Dann bin ich wieder im Wald und laufe einen breiten Weg entlang, an dessen Rand sich ein fast lückenloser Laubsaum hinzieht. Der Atem des Waldes geht ganz ruhig, und obgleich die Sonne nun wie ein großes Lichtrad durch die Baumstämme leuchtet, durchbrechen nur hier und da einmal ein paar vereinzelte schmale Lichtfurchen die Schatten.
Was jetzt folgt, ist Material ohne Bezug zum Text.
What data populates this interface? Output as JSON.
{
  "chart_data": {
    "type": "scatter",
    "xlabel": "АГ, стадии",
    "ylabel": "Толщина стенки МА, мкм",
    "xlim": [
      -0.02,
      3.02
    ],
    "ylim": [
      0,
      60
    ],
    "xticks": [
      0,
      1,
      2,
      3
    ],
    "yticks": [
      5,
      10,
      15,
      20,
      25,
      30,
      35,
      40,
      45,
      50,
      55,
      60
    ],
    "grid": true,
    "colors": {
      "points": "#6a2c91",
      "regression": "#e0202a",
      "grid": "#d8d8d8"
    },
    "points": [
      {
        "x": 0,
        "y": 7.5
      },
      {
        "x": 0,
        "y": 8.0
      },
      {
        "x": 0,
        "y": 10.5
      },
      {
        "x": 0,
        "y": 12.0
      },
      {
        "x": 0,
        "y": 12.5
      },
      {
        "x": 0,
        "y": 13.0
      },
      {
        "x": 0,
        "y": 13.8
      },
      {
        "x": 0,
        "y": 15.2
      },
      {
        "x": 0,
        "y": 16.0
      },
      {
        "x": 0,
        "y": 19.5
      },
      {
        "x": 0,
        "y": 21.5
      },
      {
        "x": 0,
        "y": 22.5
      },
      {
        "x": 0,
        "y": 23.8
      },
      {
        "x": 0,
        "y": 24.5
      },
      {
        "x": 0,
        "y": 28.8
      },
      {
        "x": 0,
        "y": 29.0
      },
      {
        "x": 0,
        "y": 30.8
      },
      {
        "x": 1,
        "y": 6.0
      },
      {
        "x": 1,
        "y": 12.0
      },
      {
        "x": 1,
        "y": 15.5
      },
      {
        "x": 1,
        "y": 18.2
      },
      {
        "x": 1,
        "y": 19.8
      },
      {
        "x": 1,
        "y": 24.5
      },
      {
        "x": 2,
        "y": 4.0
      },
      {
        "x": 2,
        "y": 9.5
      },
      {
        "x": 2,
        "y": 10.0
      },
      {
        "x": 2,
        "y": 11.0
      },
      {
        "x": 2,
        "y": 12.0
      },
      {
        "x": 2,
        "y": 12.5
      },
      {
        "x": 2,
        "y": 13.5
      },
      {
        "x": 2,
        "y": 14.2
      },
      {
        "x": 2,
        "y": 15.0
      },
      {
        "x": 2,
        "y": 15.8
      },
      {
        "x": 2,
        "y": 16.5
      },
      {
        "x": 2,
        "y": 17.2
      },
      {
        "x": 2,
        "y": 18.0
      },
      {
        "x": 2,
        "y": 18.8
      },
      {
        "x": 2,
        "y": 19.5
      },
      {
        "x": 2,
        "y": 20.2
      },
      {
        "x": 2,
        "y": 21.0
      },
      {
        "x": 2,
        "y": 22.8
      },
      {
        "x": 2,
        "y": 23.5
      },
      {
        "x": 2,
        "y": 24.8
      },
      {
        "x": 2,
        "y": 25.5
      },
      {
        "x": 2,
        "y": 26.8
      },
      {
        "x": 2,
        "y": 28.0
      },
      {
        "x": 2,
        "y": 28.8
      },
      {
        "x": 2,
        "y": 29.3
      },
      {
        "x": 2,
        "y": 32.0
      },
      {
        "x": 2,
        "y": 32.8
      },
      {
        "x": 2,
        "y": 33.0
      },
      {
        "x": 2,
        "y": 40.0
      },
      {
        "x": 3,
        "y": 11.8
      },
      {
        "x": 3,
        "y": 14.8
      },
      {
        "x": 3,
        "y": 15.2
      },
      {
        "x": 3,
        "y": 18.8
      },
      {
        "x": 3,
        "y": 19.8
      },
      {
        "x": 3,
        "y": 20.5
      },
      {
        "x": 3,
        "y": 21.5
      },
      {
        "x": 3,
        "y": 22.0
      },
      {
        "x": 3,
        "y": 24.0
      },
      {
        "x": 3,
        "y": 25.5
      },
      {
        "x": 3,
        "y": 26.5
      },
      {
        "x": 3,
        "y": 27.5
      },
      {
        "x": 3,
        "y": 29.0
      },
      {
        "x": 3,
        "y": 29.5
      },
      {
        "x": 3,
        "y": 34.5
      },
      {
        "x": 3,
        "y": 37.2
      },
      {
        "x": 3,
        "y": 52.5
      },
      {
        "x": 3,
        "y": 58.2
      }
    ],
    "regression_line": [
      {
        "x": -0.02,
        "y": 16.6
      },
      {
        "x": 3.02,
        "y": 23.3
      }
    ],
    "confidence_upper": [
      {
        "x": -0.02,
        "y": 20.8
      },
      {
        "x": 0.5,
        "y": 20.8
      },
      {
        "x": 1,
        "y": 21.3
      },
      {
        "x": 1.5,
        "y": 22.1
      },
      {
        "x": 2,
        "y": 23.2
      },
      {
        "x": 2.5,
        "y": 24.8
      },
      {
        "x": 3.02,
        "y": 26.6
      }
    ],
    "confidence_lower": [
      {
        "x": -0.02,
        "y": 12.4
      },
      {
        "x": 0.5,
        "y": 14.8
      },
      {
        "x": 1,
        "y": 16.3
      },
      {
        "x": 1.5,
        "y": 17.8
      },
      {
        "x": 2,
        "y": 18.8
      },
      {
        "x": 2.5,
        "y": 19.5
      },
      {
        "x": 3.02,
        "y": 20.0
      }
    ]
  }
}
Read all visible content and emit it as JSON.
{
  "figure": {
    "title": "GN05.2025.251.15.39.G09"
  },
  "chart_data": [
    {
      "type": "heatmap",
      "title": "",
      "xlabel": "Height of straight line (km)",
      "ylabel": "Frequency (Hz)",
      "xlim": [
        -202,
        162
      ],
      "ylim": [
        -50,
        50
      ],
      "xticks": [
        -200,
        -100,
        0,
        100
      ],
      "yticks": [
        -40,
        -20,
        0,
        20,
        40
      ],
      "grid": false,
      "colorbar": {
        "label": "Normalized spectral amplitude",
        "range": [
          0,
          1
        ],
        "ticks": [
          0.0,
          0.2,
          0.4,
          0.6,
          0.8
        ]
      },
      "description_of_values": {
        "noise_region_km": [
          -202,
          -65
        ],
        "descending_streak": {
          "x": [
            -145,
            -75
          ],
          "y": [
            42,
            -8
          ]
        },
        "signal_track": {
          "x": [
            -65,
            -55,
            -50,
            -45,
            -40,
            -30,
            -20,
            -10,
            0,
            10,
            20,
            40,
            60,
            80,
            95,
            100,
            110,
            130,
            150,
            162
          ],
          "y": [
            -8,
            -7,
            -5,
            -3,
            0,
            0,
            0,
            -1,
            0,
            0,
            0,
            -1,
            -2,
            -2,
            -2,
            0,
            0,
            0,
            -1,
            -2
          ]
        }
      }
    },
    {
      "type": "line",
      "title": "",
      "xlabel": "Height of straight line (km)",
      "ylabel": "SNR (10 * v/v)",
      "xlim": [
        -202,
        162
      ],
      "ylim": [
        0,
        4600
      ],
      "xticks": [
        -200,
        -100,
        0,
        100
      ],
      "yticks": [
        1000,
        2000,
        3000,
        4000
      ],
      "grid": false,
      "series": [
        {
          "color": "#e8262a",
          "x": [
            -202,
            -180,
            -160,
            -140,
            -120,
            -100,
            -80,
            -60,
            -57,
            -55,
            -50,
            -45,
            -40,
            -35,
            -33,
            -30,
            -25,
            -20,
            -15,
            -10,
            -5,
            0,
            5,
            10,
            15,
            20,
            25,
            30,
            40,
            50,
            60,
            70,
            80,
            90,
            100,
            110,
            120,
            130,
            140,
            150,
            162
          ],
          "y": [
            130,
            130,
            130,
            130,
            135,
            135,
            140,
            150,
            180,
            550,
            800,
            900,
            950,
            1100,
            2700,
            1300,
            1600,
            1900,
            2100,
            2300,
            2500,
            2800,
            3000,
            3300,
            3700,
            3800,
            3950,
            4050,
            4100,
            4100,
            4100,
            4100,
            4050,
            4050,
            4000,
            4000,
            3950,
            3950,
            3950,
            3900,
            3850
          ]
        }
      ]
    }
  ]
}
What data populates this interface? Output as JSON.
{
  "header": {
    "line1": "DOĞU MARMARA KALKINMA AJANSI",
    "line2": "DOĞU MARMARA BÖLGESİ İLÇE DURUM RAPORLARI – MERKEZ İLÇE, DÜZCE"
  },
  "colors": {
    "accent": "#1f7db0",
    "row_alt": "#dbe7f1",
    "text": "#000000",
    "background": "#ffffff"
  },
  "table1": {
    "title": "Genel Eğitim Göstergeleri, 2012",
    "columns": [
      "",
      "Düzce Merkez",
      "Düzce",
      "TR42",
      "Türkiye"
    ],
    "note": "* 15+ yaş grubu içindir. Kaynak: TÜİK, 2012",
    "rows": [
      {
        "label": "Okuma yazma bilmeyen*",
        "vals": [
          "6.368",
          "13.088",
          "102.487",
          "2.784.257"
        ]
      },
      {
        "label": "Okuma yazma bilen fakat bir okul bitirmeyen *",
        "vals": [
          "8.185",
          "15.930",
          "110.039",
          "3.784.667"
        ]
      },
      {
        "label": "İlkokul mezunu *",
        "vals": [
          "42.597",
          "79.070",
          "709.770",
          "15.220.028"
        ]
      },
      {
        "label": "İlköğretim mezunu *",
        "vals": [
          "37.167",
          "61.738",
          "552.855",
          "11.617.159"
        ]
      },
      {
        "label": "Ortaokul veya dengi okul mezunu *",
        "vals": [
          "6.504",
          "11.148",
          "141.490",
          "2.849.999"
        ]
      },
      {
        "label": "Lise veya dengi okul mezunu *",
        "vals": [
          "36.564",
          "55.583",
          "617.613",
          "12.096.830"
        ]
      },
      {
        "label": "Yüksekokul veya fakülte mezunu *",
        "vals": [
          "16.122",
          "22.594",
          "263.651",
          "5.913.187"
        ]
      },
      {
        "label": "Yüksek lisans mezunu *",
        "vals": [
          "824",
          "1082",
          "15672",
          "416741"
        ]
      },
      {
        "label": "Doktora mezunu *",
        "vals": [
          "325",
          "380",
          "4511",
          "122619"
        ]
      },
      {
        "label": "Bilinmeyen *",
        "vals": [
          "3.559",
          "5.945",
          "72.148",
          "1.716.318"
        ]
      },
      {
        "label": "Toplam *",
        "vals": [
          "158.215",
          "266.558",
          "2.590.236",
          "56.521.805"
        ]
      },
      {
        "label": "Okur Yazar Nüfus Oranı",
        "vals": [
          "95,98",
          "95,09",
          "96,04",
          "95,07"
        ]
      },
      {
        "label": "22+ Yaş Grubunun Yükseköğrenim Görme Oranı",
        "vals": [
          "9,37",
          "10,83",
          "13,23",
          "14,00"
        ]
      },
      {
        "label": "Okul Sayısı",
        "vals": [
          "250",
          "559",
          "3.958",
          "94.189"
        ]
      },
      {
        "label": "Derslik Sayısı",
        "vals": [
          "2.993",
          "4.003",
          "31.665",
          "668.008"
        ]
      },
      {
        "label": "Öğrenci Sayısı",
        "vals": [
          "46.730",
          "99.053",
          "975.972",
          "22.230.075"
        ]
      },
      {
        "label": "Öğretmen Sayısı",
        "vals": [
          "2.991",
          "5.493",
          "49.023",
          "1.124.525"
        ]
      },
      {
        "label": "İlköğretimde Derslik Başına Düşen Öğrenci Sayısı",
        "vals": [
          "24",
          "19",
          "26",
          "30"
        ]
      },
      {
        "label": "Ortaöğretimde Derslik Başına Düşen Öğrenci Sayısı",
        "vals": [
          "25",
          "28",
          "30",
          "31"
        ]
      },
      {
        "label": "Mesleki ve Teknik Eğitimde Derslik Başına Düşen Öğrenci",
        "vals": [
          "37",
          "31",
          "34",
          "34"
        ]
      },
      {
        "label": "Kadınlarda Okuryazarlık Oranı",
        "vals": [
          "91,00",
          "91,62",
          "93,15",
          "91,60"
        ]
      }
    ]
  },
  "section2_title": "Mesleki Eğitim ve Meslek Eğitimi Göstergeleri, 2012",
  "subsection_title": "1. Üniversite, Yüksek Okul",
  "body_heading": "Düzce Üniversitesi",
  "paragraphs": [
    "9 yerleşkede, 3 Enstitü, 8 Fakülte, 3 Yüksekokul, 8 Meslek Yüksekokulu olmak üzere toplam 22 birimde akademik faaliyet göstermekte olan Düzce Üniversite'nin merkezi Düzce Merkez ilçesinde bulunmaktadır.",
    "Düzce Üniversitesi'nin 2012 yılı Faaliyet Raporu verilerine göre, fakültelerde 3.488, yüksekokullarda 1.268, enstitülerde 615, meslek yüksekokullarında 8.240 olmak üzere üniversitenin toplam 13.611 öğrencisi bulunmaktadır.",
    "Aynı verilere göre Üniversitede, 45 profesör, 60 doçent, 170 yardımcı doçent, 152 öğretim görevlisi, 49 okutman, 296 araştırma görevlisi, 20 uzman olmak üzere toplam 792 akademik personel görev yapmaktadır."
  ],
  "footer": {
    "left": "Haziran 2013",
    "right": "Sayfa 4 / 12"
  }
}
Noch ein Weiher, nicht wirklich verborgen, aber eher dunkel anmutend. Der Pfad wird schmaler, an manchen Stellen ist er kaum mehr als ein Riss im Gelände und ich weiche auf die Böschung daneben aus. Das Sonnenlicht ist jetzt wie eine Hintergrundbeleuchtung, ich wandere durch halbdunkle Schattenräume, in denen der leiseste Windhauch Bewegungen hervorbringt, die in der ansonsten vollkommenen Reglosigkeit des Waldes wirken, als würden Schattengestalten lebendig werden.

Für eine Weile werden die Wege kurz darauf wieder breiter und von Zeit zu Zeit begegne ich nun auch Spaziergängern. Irgendwann biege ich auf eine Art schmale Rinne ab, die in eine Senke hinabführt, und von da an folge ich verschiedenen, immer mehr der Dunkelheit anheimfallenden Pfaden.

Außerhalb des Waldes ist es aber immer noch so hell, dass ich selbst mit Sonnenbrille oft nur unscharfe Konturen erkennen kann.
Zwei Kilometer weit, vom Rande Bexbachs bis zum Bahnhof in der Innenstadt, laufe ich unter gleißendem Sonnenlicht dahin. Erst als ich auf dem Bahnsteig angelangt bin, ziehen wieder Geschwader dunklerer Wolken herauf, bis der Streifen Helligkeit, der noch übrigbleibt, nicht breiter erschein als meine Hand.